Event study designs estimate period-specific treatment effects β̂_t with known standard errors from two-way fixed effects regressions. We treat the β̂_t sequence as observations from a local linear trend state-space model and apply the Rauch–Tung–Striebel (Kalman) smoother to recover the treatment effect trajectory and its derivative. The approach uses the known, heteroskedastic regression standard errors as observation noise — a structural advantage over generic smoothing methods.
| Metric | Improvement |
|---|---|
| Level MSE (β̂_t vs true β_t) | 80% reduction vs raw estimates |
| Derivative MSE (Δβ̂_t vs true Δβ_t) | 98% reduction vs raw estimates |
| Parallel trends power (anticipation) | 13.3% vs 9.0% (raw Wald), bootstrap-calibrated at 5% |
| Parallel trends power (small pretrend) | 6.3% vs 4.8% (raw Wald) |
| Size under null | 4.2% (correctly sized with bootstrap calibration) |
-
The Kalman gain adapts to local precision. When a period's β̂_t has a large SE (few observations, noisy outcome), the smoother trusts the trend model. When the SE is tight, it trusts the data. Fixed-window smoothers (Savitzky–Golay, splines) cannot do this.
-
Joint estimation of level and derivative. The state vector is [β_t, Δβ_t]. The smoother gives you the rate of change of the treatment effect for free — and with 98% lower MSE than finite-differencing the raw estimates.
-
The derivative-based parallel trends test. Rather than testing whether pre-treatment β̂_t are jointly zero (low power because the estimates are noisy), we test whether the smoothed Δβ̂_t are jointly zero. The test achieves correct size and modest power improvements over the raw Wald test.
ms/
smoother_trends_sharper_tests.tex # LaTeX source
smoother_trends_sharper_tests.pdf # Compiled paper (14 pages, 4 figures, 3 tables)
figs/
paper_fig1.pdf # Fig 1: Illustrative examples (4 DGPs)

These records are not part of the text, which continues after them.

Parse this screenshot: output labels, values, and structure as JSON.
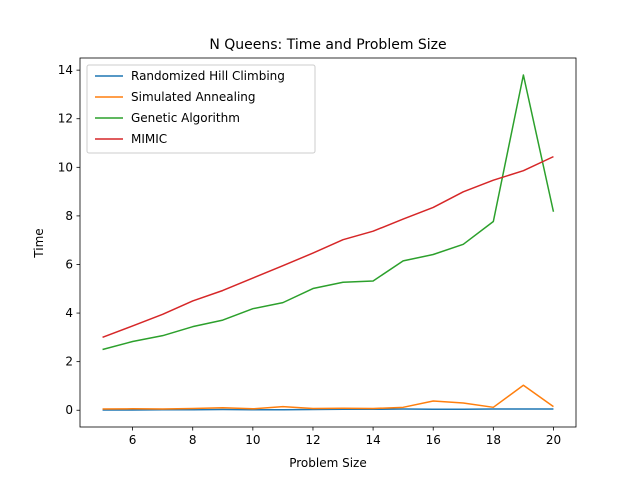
{
  "chart_data": {
    "type": "line",
    "title": "N Queens: Time and Problem Size",
    "xlabel": "Problem Size",
    "ylabel": "Time",
    "xlim": [
      4.25,
      20.75
    ],
    "ylim": [
      -0.69,
      14.5
    ],
    "xticks": [
      6,
      8,
      10,
      12,
      14,
      16,
      18,
      20
    ],
    "yticks": [
      0,
      2,
      4,
      6,
      8,
      10,
      12,
      14
    ],
    "grid": false,
    "legend_position": "top-left",
    "x": [
      5,
      6,
      7,
      8,
      9,
      10,
      11,
      12,
      13,
      14,
      15,
      16,
      17,
      18,
      19,
      20
    ],
    "series": [
      {
        "name": "Randomized Hill Climbing",
        "color": "#1f77b4",
        "values": [
          0.01,
          0.01,
          0.02,
          0.02,
          0.03,
          0.02,
          0.02,
          0.03,
          0.04,
          0.04,
          0.05,
          0.04,
          0.04,
          0.05,
          0.05,
          0.05
        ]
      },
      {
        "name": "Simulated Annealing",
        "color": "#ff7f0e",
        "values": [
          0.05,
          0.06,
          0.05,
          0.07,
          0.1,
          0.06,
          0.15,
          0.07,
          0.08,
          0.07,
          0.12,
          0.38,
          0.3,
          0.12,
          1.03,
          0.15
        ]
      },
      {
        "name": "Genetic Algorithm",
        "color": "#2ca02c",
        "values": [
          2.5,
          2.83,
          3.07,
          3.44,
          3.71,
          4.18,
          4.43,
          5.01,
          5.27,
          5.32,
          6.15,
          6.41,
          6.83,
          7.77,
          13.8,
          8.17
        ]
      },
      {
        "name": "MIMIC",
        "color": "#d62728",
        "values": [
          3.0,
          3.47,
          3.95,
          4.5,
          4.93,
          5.44,
          5.95,
          6.47,
          7.02,
          7.37,
          7.87,
          8.35,
          8.99,
          9.47,
          9.86,
          10.44
        ]
      }
    ]
  }
}
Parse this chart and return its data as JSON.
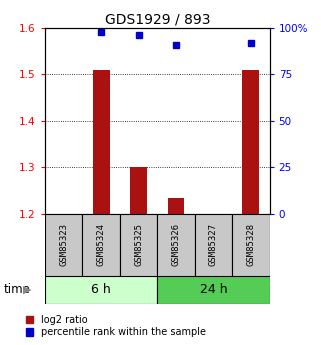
{
  "title": "GDS1929 / 893",
  "samples": [
    "GSM85323",
    "GSM85324",
    "GSM85325",
    "GSM85326",
    "GSM85327",
    "GSM85328"
  ],
  "log2_ratio": [
    null,
    1.51,
    1.3,
    1.235,
    null,
    1.51
  ],
  "percentile_rank": [
    null,
    97.5,
    96.0,
    90.5,
    null,
    92.0
  ],
  "ylim_left": [
    1.2,
    1.6
  ],
  "ylim_right": [
    0,
    100
  ],
  "yticks_left": [
    1.2,
    1.3,
    1.4,
    1.5,
    1.6
  ],
  "yticks_right": [
    0,
    25,
    50,
    75,
    100
  ],
  "ytick_labels_right": [
    "0",
    "25",
    "50",
    "75",
    "100%"
  ],
  "group1_label": "6 h",
  "group2_label": "24 h",
  "group1_indices": [
    0,
    1,
    2
  ],
  "group2_indices": [
    3,
    4,
    5
  ],
  "group1_color_light": "#ccffcc",
  "group2_color": "#55cc55",
  "bar_color": "#aa1111",
  "dot_color": "#0000cc",
  "bar_width": 0.45,
  "time_label": "time",
  "legend1_label": "log2 ratio",
  "legend2_label": "percentile rank within the sample",
  "background_color": "#ffffff",
  "gray": "#c8c8c8"
}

paper_fig2.pdf # Fig 2: MSE reduction summary
paper_fig3.pdf # Fig 3: Size and power
paper_fig4.pdf # Fig 4: Sensitivity to Q
scripts/
paper_simulation.py # Reproduces all tables and figures
pip install numpy pandas scipy matplotlib scikit-learn
No R dependencies. No PyTorch. Everything runs in base scientific Python.
cd scripts
python paper_simulation.pyTakes ~5 minutes. Produces:
tabs/table1_mse.csv,tabs/table2_size_power.csv,tabs/table3_sensitivity.csvfigs/paper_fig1.pdfthroughfigs/paper_fig4.pdf
To compile the paper:
cd ms
pdflatex smoother_trends_sharper_tests.tex
bibtex smoother_trends_sharper_tests
pdflatex smoother_trends_sharper_tests.tex
pdflatex smoother_trends_sharper_tests.texState: x_t = [β_t, Δβ_t]'
Transition: x_{t+1} = F x_t + w_t, w_t ~ N(0, Q)

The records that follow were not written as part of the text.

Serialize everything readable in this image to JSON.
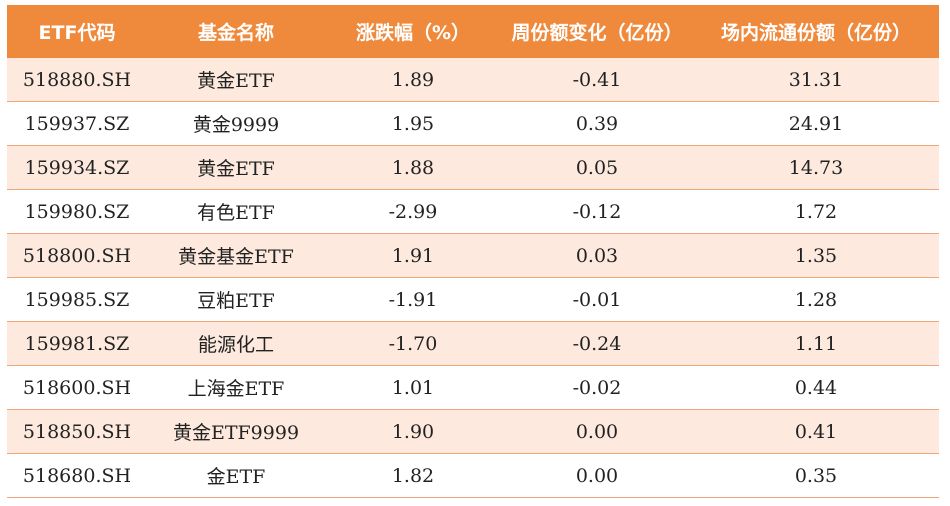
{
  "columns": [
    "ETF代码",
    "基金名称",
    "涨跌幅（%）",
    "周份额变化（亿份）",
    "场内流通份额（亿份）"
  ],
  "rows": [
    {
      "code": "518880.SH",
      "name": "黄金ETF",
      "change": "1.89",
      "weekly_share_change": "-0.41",
      "circulating_shares": "31.31"
    },
    {
      "code": "159937.SZ",
      "name": "黄金9999",
      "change": "1.95",
      "weekly_share_change": "0.39",
      "circulating_shares": "24.91"
    },
    {
      "code": "159934.SZ",
      "name": "黄金ETF",
      "change": "1.88",
      "weekly_share_change": "0.05",
      "circulating_shares": "14.73"
    },
    {
      "code": "159980.SZ",
      "name": "有色ETF",
      "change": "-2.99",
      "weekly_share_change": "-0.12",
      "circulating_shares": "1.72"
    },
    {
      "code": "518800.SH",
      "name": "黄金基金ETF",
      "change": "1.91",
      "weekly_share_change": "0.03",
      "circulating_shares": "1.35"
    },
    {
      "code": "159985.SZ",
      "name": "豆粕ETF",
      "change": "-1.91",
      "weekly_share_change": "-0.01",
      "circulating_shares": "1.28"
    },
    {
      "code": "159981.SZ",
      "name": "能源化工",
      "change": "-1.70",
      "weekly_share_change": "-0.24",
      "circulating_shares": "1.11"
    },
    {
      "code": "518600.SH",
      "name": "上海金ETF",
      "change": "1.01",
      "weekly_share_change": "-0.02",
      "circulating_shares": "0.44"
    },
    {
      "code": "518850.SH",
      "name": "黄金ETF9999",
      "change": "1.90",
      "weekly_share_change": "0.00",
      "circulating_shares": "0.41"
    },
    {
      "code": "518680.SH",
      "name": "金ETF",
      "change": "1.82",
      "weekly_share_change": "0.00",
      "circulating_shares": "0.35"
    }
  ],
  "colors": {
    "header_bg": "#ef8a3c",
    "header_text": "#ffffff",
    "stripe_bg": "#fde9dd",
    "row_border": "#f1a679"
  }
}
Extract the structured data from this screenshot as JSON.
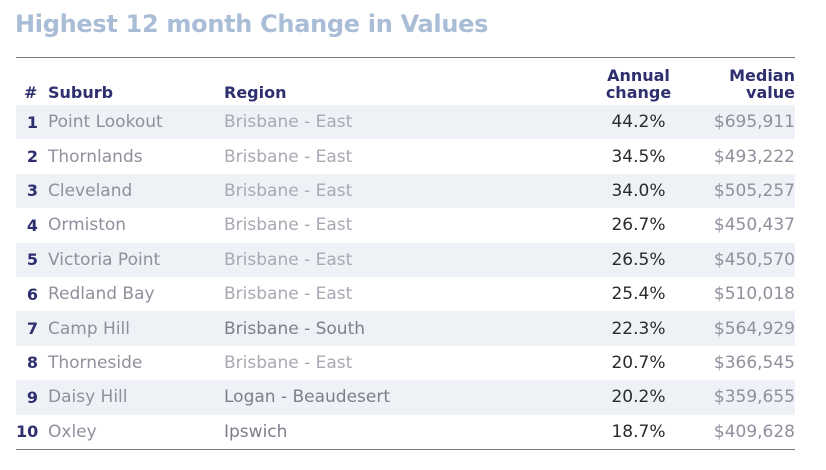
{
  "title": "Highest 12 month Change in Values",
  "headers": {
    "rank": "#",
    "suburb": "Suburb",
    "region": "Region",
    "change_line1": "Annual",
    "change_line2": "change",
    "median_line1": "Median",
    "median_line2": "value"
  },
  "rows": [
    {
      "rank": "1",
      "suburb": "Point Lookout",
      "region": "Brisbane - East",
      "change": "44.2%",
      "median": "$695,911"
    },
    {
      "rank": "2",
      "suburb": "Thornlands",
      "region": "Brisbane - East",
      "change": "34.5%",
      "median": "$493,222"
    },
    {
      "rank": "3",
      "suburb": "Cleveland",
      "region": "Brisbane - East",
      "change": "34.0%",
      "median": "$505,257"
    },
    {
      "rank": "4",
      "suburb": "Ormiston",
      "region": "Brisbane - East",
      "change": "26.7%",
      "median": "$450,437"
    },
    {
      "rank": "5",
      "suburb": "Victoria Point",
      "region": "Brisbane - East",
      "change": "26.5%",
      "median": "$450,570"
    },
    {
      "rank": "6",
      "suburb": "Redland Bay",
      "region": "Brisbane - East",
      "change": "25.4%",
      "median": "$510,018"
    },
    {
      "rank": "7",
      "suburb": "Camp Hill",
      "region": "Brisbane - South",
      "change": "22.3%",
      "median": "$564,929"
    },
    {
      "rank": "8",
      "suburb": "Thorneside",
      "region": "Brisbane - East",
      "change": "20.7%",
      "median": "$366,545"
    },
    {
      "rank": "9",
      "suburb": "Daisy Hill",
      "region": "Logan - Beaudesert",
      "change": "20.2%",
      "median": "$359,655"
    },
    {
      "rank": "10",
      "suburb": "Oxley",
      "region": "Ipswich",
      "change": "18.7%",
      "median": "$409,628"
    }
  ]
}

Observation: β̂_t = H x_t + v_t, v_t ~ N(0, σ̂²_t)
F = [[1, 1], [0, 1]] # local linear trend
H = [1, 0] # observe level only
Q = diag(q_ℓ, q_s) # process noise (tuning parameter)
R_t = σ̂²_t # KNOWN from TWFE regression
The Kalman smoother induces serial correlation in the smoothed estimates, invalidating chi-squared critical values. We use a parametric bootstrap under H₀: β_t = 0:
- Draw β̂_t^(b) ~ N(0, σ̂²_t) for b = 1, ..., B
- Apply Kalman smoother to each draw
- Compute test statistic for each draw
- Use the (1-α) quantile as the critical value
This yields exact size control because the null DGP is fully specified.

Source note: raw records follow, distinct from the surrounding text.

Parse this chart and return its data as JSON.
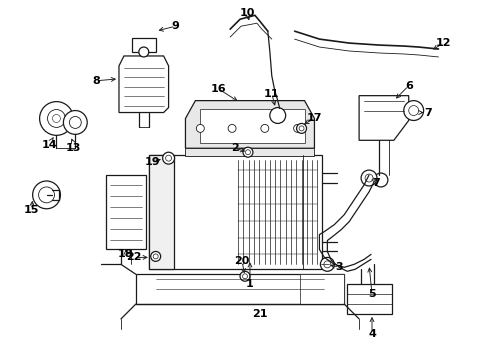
{
  "bg_color": "#ffffff",
  "line_color": "#1a1a1a",
  "text_color": "#000000",
  "fig_width": 4.89,
  "fig_height": 3.6,
  "dpi": 100
}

This paper sits at the intersection of two literatures that haven't talked to each other:
Event study / DiD methods: Roth (2022, AER:I) shows pre-trend tests have low power. Rambachan & Roth (2023, RES) propose sensitivity analysis for bounded violations. Borusyak, Jaravel & Spiess (2024, RES) derive efficient imputation estimators. None use state-space methods.
State-space econometrics: Harvey (1989), Durbin & Koopman (2012) develop the Kalman filter/smoother framework. Harvey (1985) shows the HP filter is a special case. None apply it to event study coefficient sequences.
Our approach is complementary to Rambachan–Roth: they ask "how sensitive are conclusions to bounded violations?" We provide better estimates of the treatment effect trajectory. The Kalman-smoothed estimates could serve as inputs to their sensitivity framework.
-
Smoothness assumption. The local linear trend model assumes β_t evolves smoothly. For sharp, immediate treatment effects, the smoother attenuates the jump and propagates some post-treatment signal backward. MSE is still reduced (70% for levels), but researchers should be aware of this.
-
Independence across periods. We assume β̂_t are independent across t, which holds under standard TWFE with independent clusters. Serial correlation in the errors would require extending the observation noise model.
-
Process noise Q. The choice of Q = diag(q_ℓ, q_s) is a tuning parameter analogous to bandwidth in nonparametric regression. We provide recommended defaults and urge sensitivity analysis. Marginal likelihood or cross-validation selection of Q is a natural extension.
-
Test power is modest. With proper pre-only smoothing (required to avoid backward propagation of post-treatment signal), the Kalman-based tests achieve only modest power improvements over the raw Wald test. The main contribution is in estimation, not hypothesis testing.
This project started from exploring whether the incline package (Savitzky–Golay and spline smoothing for noisy time series) could improve neural network gradient estimation. That exploration led to a systematic comparison of smoothing methods (Kalman, Savitzky-Golay, local polynomial) for online vs. retrospective estimation, which revealed that the Kalman filter's adaptive noise weighting is critical for problems where the signal-to-noise ratio varies — and that applied econometrics, despite being full of such problems, barely uses it.
MIT